Bilan

"Oui" à l'initiative contre l'immigration de masse

Les Suisses ont dit "oui" à 50,3% à une limitation de l'immigration, notamment européenne, lors des votations du 9 février.

Les Suisses ont dit "oui" à 50,3% à une limitation de l'immigration.

 

Crédits: DR

Les électeurs suisses ont dit "oui" dimanche, à une courte majorité de 50,3%, à une limitation de l'immigration, ce qui risque d'envenimer les relations avec l'Union européenne.

Le référendum, intitulé "contre l'immigration de masse", a été organisé à l'initiative du parti UDC (droite populiste), excédé par la forte hausse du nombre des immigrés ces dernières années.

Les conséquences de ce vote, qui marque un coup d'arrêt à la politique de libre-circulation des personnes entre l'UE et la Suisse, sont toutefois encore difficiles à évaluer.

Dans un communiqué, la Commission européenne a "regretté" la décision des Suisses exprimée par ce référendum d'introduire des quotas d'immigration et "examinera les implications de cette initiative sur l'ensemble des relations entre l'UE et la Suisse".

"C'est un changement de système avec de grandes conséquences pour les Suisses et nos relations avec l'UE", a à cet égard noté la ministre suisse de la Justice Simonetta Sommaruga. "C'est un vote de défiance envers les autorités" et "aussi un vote contre les milieux économiques", a-t-elle ajouté.

"C'est un mauvais résultat, la Suisse a besoin de bonnes relations avec l'UE", a, quant à lui, déclaré le syndicaliste et député socialiste Paul Rechsteiner, dont le parti parle de "défaite".

Tandis que pour le patronat suisse, une période d'"incertitude commence pour l'économie suisse, ce qui n'est pas bon".

Depuis plusieurs années, la Suisse, un petit pays alpin, peuplé de huit millions d'habitants, qui ne fait pas partie de l'Union européenne, est considéré comme un Eldorado par de nombreux Européens à la recherche d'un emploi.

Près de 80.000 Européens s'installent tous les ans en Suisse, ce qui est considéré comme insupportable par les initiateurs du référendum.

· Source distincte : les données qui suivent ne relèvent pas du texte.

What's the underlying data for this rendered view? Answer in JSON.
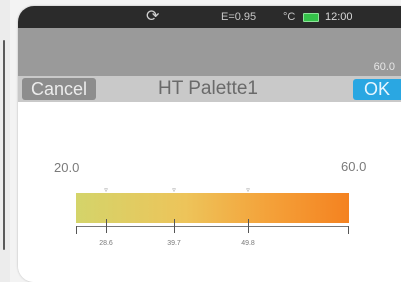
{
  "status_bar": {
    "rotate_icon": "rotate-icon",
    "emissivity": "E=0.95",
    "unit": "°C",
    "battery_icon": "battery-icon",
    "time": "12:00"
  },
  "preview": {
    "max_value": "60.0"
  },
  "header": {
    "cancel_label": "Cancel",
    "title": "HT Palette1",
    "ok_label": "OK"
  },
  "palette": {
    "min_value": "20.0",
    "max_value": "60.0",
    "marker_glyph": "▿",
    "ticks": [
      "28.6",
      "39.7",
      "49.8"
    ],
    "colors": {
      "start": "#d4d46a",
      "middle": "#edc45a",
      "end": "#f48220"
    }
  },
  "colors": {
    "ok_button": "#2aa7e2",
    "header_bg": "#c9c9c9",
    "cancel_button": "#8d8d8d"
  }
}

Au moment de l'entrée en vigueur de la libre-circulation, qui s'est faite progressivement depuis 2002, les autorités avaient estimé qu'il n'y aurait que 8.000 nouveaux arrivants par an maximum.

Le texte voté dimanche prévoit le rétablissement de quotas et de contingents, en fonction des besoins du pays.

C'est un système avec lequel la Suisse a vécu avant les accords bilatéraux avec l'UE et qui se traduit par beaucoup de tracasseries administratives, fustigées par les employeurs.

La Suisse est liée à l'UE par une série de sept accords bilatéraux, dont celui sur la libre-circulation.

De source européenne, on indique dimanche que si ce dernier accord est dénoncé, au bout de six mois, les six autres accords signés en même temps en 1999 (Bilatérales I) deviendront à leur tour caducs.

Ces accords, supprimant des obstacles techniques au commerce entre la Suisse et l'UE, portent également sur le transport aérien et terrestre, l'agriculture et la recherche.

Toujours de même source, l'adhésion de la Suisse à l'espace Schengen abolissant les frontières, serait également remise en question, la libre circulation étant considérée comme un préalable par Bruxelles.

En 2013, les étrangers représentaient 23,5% (1,88 million de personnes) de la population en Suisse.

Avant les accords de libre-circulation avec l'UE, il y avait environ 20% d'étrangers dans ce pays. Actuellement, 1,25 million d'entre eux sont issus de l'UE-27 ou de l'Association européenne de libre-échange (AELE). Les Italiens et les Allemands sont les plus nombreux, avec respectivement 291.000 et 284.200 ressortissants.

Ils sont suivis par les Portugais (237.000) et les Français (104.000). A titre d'exemple, l'an dernier, la population du canton de Neuchâtel a progressé de 10%, une hausse due à une arrivée massive de ressortissants portugais.

A ces étrangers, il faut ajouter, selon l'UDC, les frontaliers qui sont dans la région de l'Arc Lémanique, autour du lac Léman, quelque 113.000, dans le Tessin 60.000, tout comme dans la région de Bâle.